Tuesday, August 23, 2011

Judge to Gay Father: Kids Can’t Stay With Your Husband




ADOPTION LAW LEGAL X390 (FAIR) | ADVOCATE.COM
Some family law experts are astounded by a Houston judge’s order in a custody case — it forbids a gay man to leave his children alone with his husband.

Harris County associate judge Charley E. Prine Jr. issued the order in June, but it’s been spotlighted more recently in a column by Geoff Berg for a
Houston Chronicle blog. In the column, published Monday, Berg notes that Prine’s directive prevents William Flowers from leaving his children alone with any man not related to them by blood or adoption — including his husband, Jim Evans, whom he married last year in Connecticut.

The order came after Flowers sued for custody of the three children he fathered with his former wife. The couple divorced in 2004, and they agreed at that time that she should have custody. Flowers changed his mind and took the matter to court; a jury decided that custody should remain with his ex-wife, but he could continue his regular visits with the children. Prine then issued his order, which Flowers plans to appeal.

“Because there was no allegation of abuse in the case, family law practitioners say the order is an unheard of infringement on the rights of parents and a judicial condemnation of the fact that the man, William Flowers, is not only gay but married to his partner, Jim Evans,” Berg wrote. 

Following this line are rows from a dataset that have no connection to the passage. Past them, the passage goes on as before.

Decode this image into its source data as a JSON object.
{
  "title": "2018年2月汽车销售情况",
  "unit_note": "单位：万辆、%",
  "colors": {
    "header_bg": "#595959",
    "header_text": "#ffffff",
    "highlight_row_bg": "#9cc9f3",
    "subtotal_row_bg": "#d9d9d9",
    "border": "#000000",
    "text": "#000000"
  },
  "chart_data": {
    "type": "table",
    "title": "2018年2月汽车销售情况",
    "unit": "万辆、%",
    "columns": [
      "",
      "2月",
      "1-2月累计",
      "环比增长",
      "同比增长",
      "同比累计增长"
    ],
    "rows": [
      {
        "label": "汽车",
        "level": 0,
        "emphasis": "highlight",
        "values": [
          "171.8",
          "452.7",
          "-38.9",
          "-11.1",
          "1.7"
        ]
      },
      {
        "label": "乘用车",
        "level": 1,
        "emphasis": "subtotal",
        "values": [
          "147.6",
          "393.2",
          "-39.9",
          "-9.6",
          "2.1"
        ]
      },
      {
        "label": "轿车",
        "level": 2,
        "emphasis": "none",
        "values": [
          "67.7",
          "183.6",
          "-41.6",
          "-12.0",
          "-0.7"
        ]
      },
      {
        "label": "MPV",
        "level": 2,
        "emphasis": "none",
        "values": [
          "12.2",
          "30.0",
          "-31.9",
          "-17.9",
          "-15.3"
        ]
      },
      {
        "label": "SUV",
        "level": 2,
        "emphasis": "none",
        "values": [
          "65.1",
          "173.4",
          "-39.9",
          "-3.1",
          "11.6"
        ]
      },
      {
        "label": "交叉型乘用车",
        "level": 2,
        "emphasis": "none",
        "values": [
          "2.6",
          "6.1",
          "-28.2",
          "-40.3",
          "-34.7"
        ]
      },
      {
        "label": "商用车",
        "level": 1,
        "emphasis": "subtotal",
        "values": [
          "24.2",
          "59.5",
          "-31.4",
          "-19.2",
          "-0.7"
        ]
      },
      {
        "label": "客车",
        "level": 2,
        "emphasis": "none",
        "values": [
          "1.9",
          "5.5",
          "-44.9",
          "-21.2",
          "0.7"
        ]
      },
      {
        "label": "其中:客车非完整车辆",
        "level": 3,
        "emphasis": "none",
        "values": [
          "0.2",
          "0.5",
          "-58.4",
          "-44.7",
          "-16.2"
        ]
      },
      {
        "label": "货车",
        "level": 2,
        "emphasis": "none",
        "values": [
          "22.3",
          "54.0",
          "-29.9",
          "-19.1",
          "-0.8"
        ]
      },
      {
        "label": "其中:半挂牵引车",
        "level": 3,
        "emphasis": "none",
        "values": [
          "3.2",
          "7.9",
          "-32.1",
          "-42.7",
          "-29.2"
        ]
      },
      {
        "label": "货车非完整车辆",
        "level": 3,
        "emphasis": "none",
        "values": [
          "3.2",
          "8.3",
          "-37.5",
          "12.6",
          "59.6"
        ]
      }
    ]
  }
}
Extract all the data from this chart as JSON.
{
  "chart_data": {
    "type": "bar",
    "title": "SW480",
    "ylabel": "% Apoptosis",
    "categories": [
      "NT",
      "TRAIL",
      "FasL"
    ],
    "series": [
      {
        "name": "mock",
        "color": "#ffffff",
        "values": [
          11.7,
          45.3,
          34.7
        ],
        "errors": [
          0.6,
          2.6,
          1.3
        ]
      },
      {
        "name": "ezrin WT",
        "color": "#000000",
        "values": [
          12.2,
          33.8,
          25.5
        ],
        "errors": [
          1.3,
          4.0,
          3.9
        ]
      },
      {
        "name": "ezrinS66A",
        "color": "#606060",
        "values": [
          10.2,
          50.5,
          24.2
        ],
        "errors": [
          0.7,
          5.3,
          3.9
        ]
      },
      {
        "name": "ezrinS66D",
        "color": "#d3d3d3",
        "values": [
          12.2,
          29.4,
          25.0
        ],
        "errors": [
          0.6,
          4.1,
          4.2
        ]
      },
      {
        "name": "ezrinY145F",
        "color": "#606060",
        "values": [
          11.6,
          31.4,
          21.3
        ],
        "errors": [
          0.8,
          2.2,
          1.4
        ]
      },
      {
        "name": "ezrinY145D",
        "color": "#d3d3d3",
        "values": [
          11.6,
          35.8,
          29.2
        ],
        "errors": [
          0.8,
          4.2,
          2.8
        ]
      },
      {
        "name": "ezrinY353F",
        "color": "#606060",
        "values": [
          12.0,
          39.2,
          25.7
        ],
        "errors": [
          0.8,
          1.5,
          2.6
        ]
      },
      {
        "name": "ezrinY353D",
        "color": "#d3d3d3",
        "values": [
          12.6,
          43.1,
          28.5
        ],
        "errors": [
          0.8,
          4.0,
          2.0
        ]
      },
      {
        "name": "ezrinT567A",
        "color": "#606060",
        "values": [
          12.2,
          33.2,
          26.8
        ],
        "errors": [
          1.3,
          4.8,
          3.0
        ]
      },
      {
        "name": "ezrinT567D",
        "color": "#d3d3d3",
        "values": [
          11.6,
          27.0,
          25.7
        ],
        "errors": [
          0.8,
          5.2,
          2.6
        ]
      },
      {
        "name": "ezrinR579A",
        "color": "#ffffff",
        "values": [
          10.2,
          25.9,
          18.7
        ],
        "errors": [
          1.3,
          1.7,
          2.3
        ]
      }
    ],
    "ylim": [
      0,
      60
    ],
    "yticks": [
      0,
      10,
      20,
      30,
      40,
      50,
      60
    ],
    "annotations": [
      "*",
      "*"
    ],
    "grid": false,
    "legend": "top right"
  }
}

He wondered if the order was motivated by “utterly false” beliefs about gay people, saying, “Is it possible that Judge Prine believes that the children’s step-father or another gay man is more likely than a heterosexual to molest the kids or turn them into brainwashed zombie drag queens? Because the case is still pending and citing the Texas Code of Judicial Conduct, Judge Prine declined to comment. But lawyers who practice family law in Houston (and requested anonymity) described the order as patently anti-gay.”

An Austin family law attorney, Jennifer Cochran, was willing to be quoted, and she concurred. She told Berg the order is “just not reasonable” and “strikes at the very heart of the fact that [Flowers is] gay ... it’s judicial activism, legislating from the bench.”